I could spend all day bouncing between my fears and my excitements, living in that horrid suspension of anticipation that makes my stomach knot. Instead, I want to picture God. "The Lord will go before you, and the God of Israel will be your rear guard." (Isaiah 52:12) Instead of all the what-ifs, good or bad, I have in my mind this picture of God, stepping out before you, before us, and making the way, then circling back to come behind and ensure our safety. I see it almost like the tender watchfulness of a preschool teacher, leading her charges across the street and keeping them as they move, her arms directing them and moving with assurance, cupping around behind them to protect them, a gentle hand on the smalls of their backs as they pass.
It is love that fills our God, love for you whose days He has numbered and whose hairs He has counted. And whatever comes of this, I trust. I trust that He seeks our good and His glory. I trust that He wants desperately for us to share in the love He has for us. I trust that He continually seeks to make Himself known to us, showing His grace and mercy and love at every turn. I trust that for all the joy that fills my heart at the thought of you hearing my voice, your dad's voice, your brother, God's road for you is best, better than anything I could contrive.
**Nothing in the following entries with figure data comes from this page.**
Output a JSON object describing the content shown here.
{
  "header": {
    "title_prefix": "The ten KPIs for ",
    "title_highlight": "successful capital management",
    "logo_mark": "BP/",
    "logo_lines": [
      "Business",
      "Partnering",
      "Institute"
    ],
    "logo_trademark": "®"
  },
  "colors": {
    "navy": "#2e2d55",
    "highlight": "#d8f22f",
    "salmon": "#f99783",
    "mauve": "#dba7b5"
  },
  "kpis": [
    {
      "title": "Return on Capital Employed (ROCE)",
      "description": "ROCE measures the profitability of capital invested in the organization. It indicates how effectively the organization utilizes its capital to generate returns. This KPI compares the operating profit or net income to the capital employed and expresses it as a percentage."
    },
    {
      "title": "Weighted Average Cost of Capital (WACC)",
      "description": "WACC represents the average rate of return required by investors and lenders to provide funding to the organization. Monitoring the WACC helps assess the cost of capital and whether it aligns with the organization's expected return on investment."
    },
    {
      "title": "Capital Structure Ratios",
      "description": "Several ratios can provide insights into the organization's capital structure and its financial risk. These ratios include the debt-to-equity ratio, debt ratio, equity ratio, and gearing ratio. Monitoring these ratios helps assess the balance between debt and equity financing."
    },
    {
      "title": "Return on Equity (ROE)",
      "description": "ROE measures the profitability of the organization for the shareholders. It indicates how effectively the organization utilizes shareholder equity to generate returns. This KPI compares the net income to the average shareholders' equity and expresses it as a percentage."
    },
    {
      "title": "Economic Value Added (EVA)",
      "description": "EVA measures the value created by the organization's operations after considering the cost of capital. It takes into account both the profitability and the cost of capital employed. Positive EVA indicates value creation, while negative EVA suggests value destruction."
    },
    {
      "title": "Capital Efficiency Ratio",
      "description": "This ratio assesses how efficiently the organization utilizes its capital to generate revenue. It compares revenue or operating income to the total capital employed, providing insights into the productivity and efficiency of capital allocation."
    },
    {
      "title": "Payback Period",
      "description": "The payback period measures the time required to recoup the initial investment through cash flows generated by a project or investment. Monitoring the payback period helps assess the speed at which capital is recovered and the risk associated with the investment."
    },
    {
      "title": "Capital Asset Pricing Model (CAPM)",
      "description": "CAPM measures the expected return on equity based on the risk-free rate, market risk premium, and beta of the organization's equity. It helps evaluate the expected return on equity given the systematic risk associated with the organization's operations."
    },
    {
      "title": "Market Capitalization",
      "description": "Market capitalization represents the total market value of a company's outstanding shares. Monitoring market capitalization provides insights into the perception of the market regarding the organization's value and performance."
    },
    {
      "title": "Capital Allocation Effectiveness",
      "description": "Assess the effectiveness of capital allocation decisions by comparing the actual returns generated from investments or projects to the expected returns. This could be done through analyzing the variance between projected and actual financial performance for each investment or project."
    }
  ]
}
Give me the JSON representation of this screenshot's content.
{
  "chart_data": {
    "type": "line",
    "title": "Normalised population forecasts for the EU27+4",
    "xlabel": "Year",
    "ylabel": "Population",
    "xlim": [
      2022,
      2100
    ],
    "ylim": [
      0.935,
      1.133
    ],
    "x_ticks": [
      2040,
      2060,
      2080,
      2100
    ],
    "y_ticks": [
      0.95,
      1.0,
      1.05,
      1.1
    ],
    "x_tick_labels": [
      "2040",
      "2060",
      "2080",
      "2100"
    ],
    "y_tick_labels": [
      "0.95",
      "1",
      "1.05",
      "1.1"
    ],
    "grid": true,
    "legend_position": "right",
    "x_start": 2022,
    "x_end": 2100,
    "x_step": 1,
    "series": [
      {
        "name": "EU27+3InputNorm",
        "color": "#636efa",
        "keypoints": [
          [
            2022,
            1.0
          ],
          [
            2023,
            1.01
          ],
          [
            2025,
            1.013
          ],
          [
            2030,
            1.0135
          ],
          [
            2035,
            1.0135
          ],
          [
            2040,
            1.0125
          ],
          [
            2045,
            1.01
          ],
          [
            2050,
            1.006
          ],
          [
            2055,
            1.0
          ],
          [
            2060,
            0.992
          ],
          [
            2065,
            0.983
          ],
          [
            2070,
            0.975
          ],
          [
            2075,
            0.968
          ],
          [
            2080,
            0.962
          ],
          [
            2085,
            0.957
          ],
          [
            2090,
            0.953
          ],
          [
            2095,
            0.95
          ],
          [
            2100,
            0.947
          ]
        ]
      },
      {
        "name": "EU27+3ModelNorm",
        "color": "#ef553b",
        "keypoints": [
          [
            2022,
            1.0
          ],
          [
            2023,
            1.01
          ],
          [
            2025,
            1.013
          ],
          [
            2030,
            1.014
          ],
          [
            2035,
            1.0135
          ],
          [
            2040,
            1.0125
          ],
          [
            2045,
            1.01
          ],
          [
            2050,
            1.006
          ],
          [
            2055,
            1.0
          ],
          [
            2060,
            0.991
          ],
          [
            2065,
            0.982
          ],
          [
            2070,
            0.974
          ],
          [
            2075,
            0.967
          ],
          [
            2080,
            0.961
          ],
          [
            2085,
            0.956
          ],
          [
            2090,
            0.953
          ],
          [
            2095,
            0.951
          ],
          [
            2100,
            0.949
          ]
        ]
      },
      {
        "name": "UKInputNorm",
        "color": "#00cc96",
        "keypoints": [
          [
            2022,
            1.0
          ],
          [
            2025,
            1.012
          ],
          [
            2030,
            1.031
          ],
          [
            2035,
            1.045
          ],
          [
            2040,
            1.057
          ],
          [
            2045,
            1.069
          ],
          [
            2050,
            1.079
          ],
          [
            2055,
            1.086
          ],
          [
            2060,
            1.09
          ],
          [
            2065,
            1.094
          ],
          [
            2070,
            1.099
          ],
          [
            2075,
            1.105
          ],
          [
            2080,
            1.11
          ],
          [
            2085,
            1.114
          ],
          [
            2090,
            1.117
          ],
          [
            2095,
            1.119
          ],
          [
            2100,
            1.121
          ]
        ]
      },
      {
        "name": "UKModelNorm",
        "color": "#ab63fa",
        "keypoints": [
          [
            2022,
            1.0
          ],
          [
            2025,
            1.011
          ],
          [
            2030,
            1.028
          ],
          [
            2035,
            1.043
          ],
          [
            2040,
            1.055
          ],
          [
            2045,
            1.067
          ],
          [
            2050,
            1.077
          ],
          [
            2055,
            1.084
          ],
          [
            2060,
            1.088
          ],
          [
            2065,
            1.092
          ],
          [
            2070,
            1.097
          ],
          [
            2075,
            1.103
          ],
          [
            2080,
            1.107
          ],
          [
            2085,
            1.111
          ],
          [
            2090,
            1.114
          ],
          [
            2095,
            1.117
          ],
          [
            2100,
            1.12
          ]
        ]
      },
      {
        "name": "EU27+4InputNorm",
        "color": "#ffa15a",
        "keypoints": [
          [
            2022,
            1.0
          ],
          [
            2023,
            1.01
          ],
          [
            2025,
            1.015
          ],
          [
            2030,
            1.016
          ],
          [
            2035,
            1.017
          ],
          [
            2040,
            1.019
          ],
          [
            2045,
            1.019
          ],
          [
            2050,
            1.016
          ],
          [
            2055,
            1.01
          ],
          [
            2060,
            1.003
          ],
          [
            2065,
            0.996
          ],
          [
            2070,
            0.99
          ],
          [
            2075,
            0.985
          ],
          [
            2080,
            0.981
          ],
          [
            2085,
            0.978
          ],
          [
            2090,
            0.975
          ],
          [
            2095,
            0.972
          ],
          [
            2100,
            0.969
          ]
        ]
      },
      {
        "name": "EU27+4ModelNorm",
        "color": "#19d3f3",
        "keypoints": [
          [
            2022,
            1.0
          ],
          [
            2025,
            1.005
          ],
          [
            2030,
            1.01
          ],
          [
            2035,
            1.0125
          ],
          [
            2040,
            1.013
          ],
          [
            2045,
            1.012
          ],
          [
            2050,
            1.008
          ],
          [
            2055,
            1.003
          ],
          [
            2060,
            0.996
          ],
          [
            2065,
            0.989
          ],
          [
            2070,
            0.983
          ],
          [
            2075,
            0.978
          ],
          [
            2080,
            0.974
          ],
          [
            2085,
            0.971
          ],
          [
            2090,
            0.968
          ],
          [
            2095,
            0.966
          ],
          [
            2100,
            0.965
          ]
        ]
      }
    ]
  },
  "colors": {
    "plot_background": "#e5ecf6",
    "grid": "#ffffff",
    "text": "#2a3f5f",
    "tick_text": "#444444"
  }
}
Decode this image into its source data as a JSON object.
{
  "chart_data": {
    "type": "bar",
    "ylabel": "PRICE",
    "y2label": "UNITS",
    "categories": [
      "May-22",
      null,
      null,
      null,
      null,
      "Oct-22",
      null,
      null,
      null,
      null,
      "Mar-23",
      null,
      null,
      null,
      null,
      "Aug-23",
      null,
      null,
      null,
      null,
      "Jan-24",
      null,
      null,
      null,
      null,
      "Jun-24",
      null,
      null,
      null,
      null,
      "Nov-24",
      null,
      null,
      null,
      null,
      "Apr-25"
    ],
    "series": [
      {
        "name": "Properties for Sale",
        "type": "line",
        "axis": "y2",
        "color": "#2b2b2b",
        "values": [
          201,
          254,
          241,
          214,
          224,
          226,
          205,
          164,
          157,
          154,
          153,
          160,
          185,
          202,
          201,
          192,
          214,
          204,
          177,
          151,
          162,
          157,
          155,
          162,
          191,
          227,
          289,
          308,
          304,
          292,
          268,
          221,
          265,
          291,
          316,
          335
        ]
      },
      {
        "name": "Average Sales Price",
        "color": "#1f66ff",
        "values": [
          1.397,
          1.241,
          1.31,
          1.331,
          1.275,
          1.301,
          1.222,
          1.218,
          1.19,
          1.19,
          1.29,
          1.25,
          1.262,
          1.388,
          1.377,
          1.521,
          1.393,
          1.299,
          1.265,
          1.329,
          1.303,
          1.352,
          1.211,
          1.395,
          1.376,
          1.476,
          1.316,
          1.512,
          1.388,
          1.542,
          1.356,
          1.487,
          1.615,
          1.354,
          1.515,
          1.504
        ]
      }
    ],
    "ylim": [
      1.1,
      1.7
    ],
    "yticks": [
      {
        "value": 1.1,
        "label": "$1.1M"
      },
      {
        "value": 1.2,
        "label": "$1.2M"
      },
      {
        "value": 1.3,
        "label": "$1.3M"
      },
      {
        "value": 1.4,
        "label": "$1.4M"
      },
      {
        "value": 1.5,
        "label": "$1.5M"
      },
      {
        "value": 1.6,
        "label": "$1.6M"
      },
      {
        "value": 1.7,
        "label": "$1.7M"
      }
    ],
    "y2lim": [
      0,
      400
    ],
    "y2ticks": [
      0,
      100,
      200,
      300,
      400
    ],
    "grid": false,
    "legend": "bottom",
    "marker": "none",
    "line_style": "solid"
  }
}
Once again, your extreme circumstances have shown me a truth that is at the heart of all our days. Your life is like a magnifying glass, and the assumptions that might have just passed me by get blown up in full relief. We all could spend our days bouncing between fear and excitement. None of us are guaranteed tomorrow and none of us know how that tomorrow will play out, not even with the "best-laid plans."
We all enjoy the provision and protection of a God who goes before us and who comes behind us. And when we move into His story, when we seek to see Him in our lives, we don't gain some magical understanding or come to know the future. We don't cash in on some promise to have all the money we'd ever need and health for eighty years. When we move into His story, we get God. And instead of fear and worry and anxiety and stress, we get rest and peace and joy and goodness. And I can hold my fear out on the palm of my hand and offer it to God. I don't have to bear it. It's not mine to hold.
So tomorrow, when they wheel you back and put you to sleep, when they implant a device into your head, when they dose you and send you back home, I want you to know most of all that God is with you. He has gone before you, and He will come behind you. And accompanying Him will be the prayers of His people. Your family, your church, your family's churches, your church's families - you have no idea how many people will be whispering your name, bringing you before God and asking Him to care for you. Honestly, there is no place here for fear. Love has taken up all the room.